Running a 5K: Basics for Beginners, with Jake Gyllenhaal
What to Wear:
Always a beacon of fashion, Jake shows off classic "beginner style" 5k wear:
1. A cooling haircut, ideal for men. (Ponytails are recommended for the fairer sex.)
2. Seen mostly on walkers in the back, Jake breaks tradition by charging up front in the light-colored race-day t-shirt that comes in all registration packs. Designed by local artists, this brightly-colored abstract work of art will be thrown into the back of your dresser after the race and never worn again. Your race number is best displayed at bellybutton-level and can be attached with anywhere from 2 or 4 safety pins...it's up to you!
3. Running shoes and ankle socks. No knee-highs here; it's all about showing off your man-legs.
Career 5k-ers will likely invest in a get-up more like that of the gentleman to the right of Jake (marked *). In other circumstances, his indecently short shorts and sweat-wicking tank would get some scandalized stares. On race day, they are the proud badges of someone who knows what they're doing.
Who You're Running With:
1 and 2. The "Blatant Stalker" Guys. Usually ogling girls in sports bras, these particular stalkers are distracted by the movie star in their midst.
3. The "Run Around Before the Race" Guy. By the time you drag yourself to the course at whatever godforsaken early hour of the morning, this guy has been running the track for hours. He will finish before you and continue to run until everyone else has crossed the finish line. He makes sure you know he's more in shape than you are and that for him, running is fun!
4. The "I Love the '90's" Guy. This guy loves his hypercolored shirts and patterned shorts. He even wears high-tops...and he will fly past your sorry ass while you're laughing at what he's wearing. Turns out those are his lucky clothes that he's worn to every 5k since 1991. They haven't failed him, yet!
5. The "Local Celebrity" Guy. In Memphis, this guy is Action News 5 anchor, Joe Birch.
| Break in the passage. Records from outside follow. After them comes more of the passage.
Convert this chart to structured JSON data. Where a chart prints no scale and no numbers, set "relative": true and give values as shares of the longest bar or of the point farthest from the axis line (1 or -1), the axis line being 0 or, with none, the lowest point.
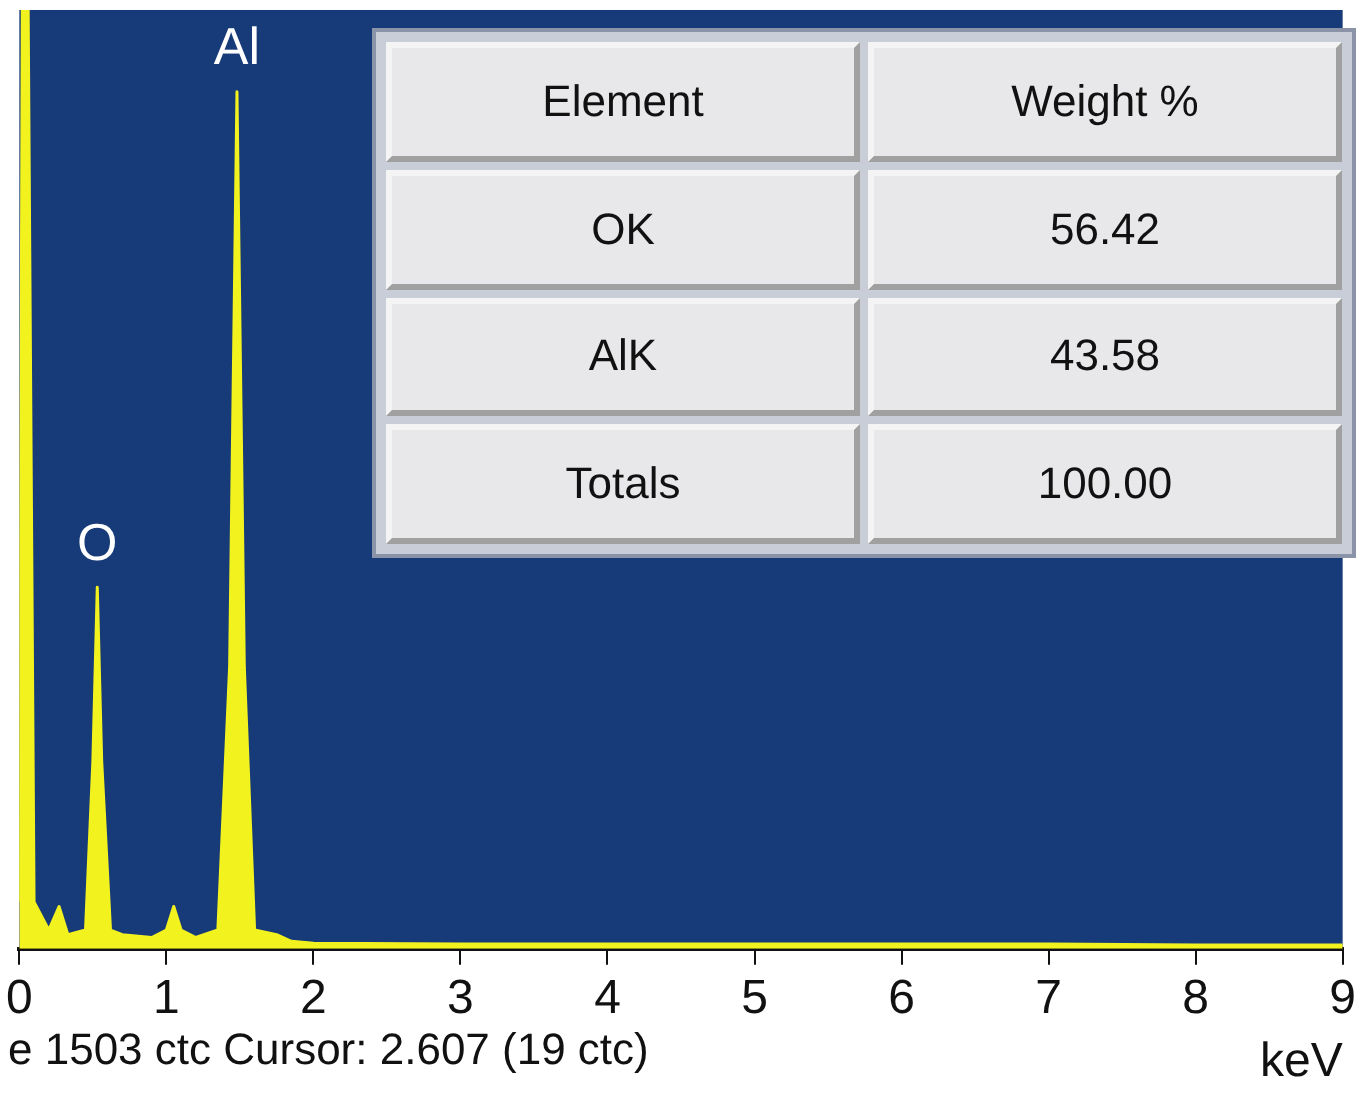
{
  "chart_data": [
    {
      "type": "area",
      "xlabel": "keV",
      "relative": true,
      "color": "#f2f21e",
      "x": [
        0,
        0.02,
        0.06,
        0.1,
        0.2,
        0.27,
        0.33,
        0.45,
        0.5,
        0.53,
        0.56,
        0.62,
        0.7,
        0.9,
        1.0,
        1.05,
        1.1,
        1.2,
        1.35,
        1.43,
        1.48,
        1.53,
        1.6,
        1.75,
        1.85,
        2.0,
        3,
        4,
        5,
        6,
        7,
        8,
        9
      ],
      "values": [
        0.05,
        1,
        1,
        0.05,
        0.02,
        0.045,
        0.015,
        0.02,
        0.2,
        0.385,
        0.2,
        0.02,
        0.015,
        0.012,
        0.02,
        0.045,
        0.02,
        0.012,
        0.02,
        0.3,
        0.913,
        0.3,
        0.02,
        0.015,
        0.008,
        0.006,
        0.005,
        0.005,
        0.005,
        0.005,
        0.005,
        0.004,
        0.004
      ],
      "xlim": [
        0,
        9
      ],
      "xticks": [
        0,
        1,
        2,
        3,
        4,
        5,
        6,
        7,
        8,
        9
      ],
      "annotations": [
        {
          "text": "O",
          "x": 0.53,
          "y": 0.385
        },
        {
          "text": "Al",
          "x": 1.48,
          "y": 0.913
        },
        "e 1503 ctc Cursor: 2.607 (19 ctc)"
      ]
    },
    {
      "type": "other",
      "annotations": [
        "Element",
        "Weight %",
        "OK",
        "56.42",
        "AlK",
        "43.58",
        "Totals",
        "100.00"
      ]
    }
  ]
}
In Chilmark, apparently it's Jake Gyllenhaal.
6. Your Grandpa. He will beat your time by at least 20 minutes.
8. The "I'm Hot When I'm Shirtless" Guy. For this guy, the race is an opportunity to show off his tight abs and run around half-nekked. One smoldering look into the camera and he's ready for the ladies. Race? What race?
9. The "Clueless" Guy. While everyone else is gearing up to run, he's idly standing around looking at his own hand.
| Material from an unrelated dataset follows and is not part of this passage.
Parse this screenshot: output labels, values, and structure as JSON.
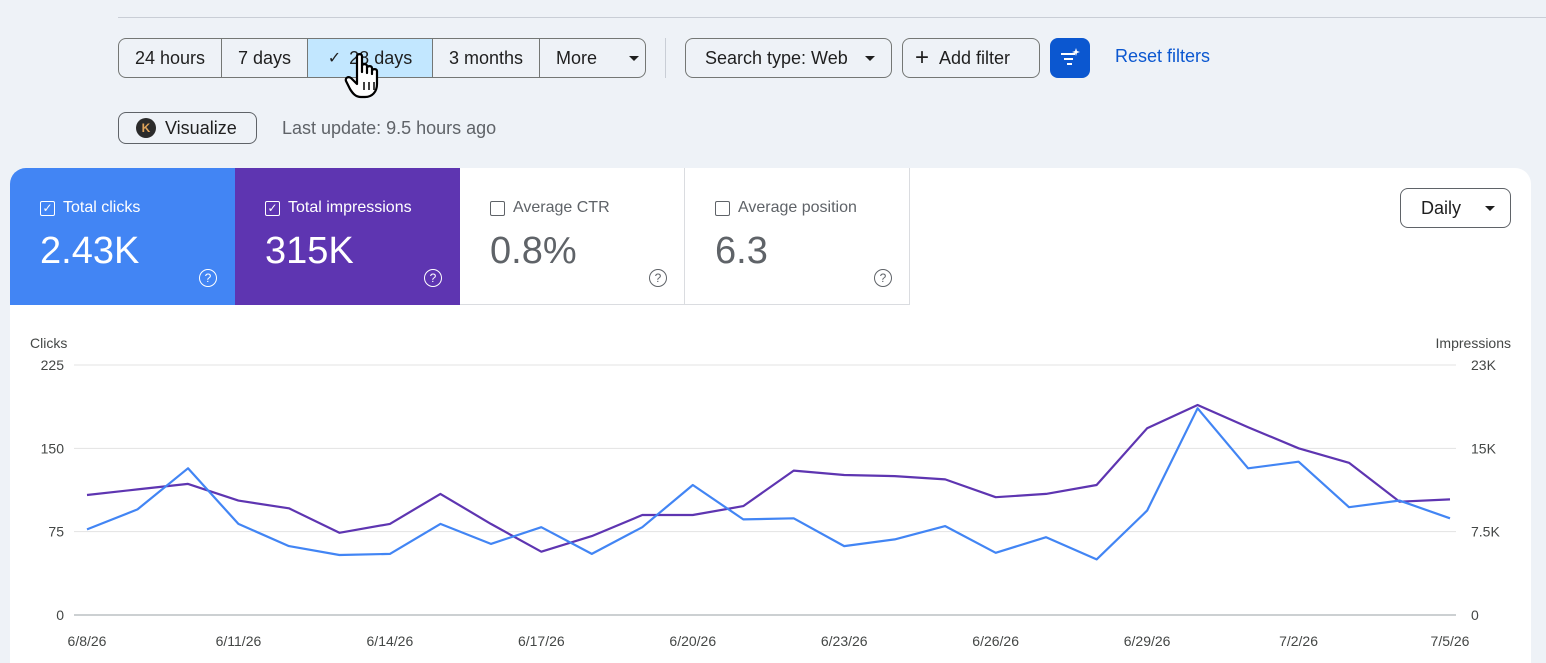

10. The "Fearless Female." The one woman who dares to work her way to the front of the line with all the manly men. She will not finish first, but dammit, she will finish before the local celebrity.
Hey, showing up well-dressed and knowing who you're up again is half the battle! The actual running part is more of a sidenote. We're not sure what training regimen Jake sticks to, but judging by his time (19:38, holy shit!) we'd say he's slightly better at this running thing than PG.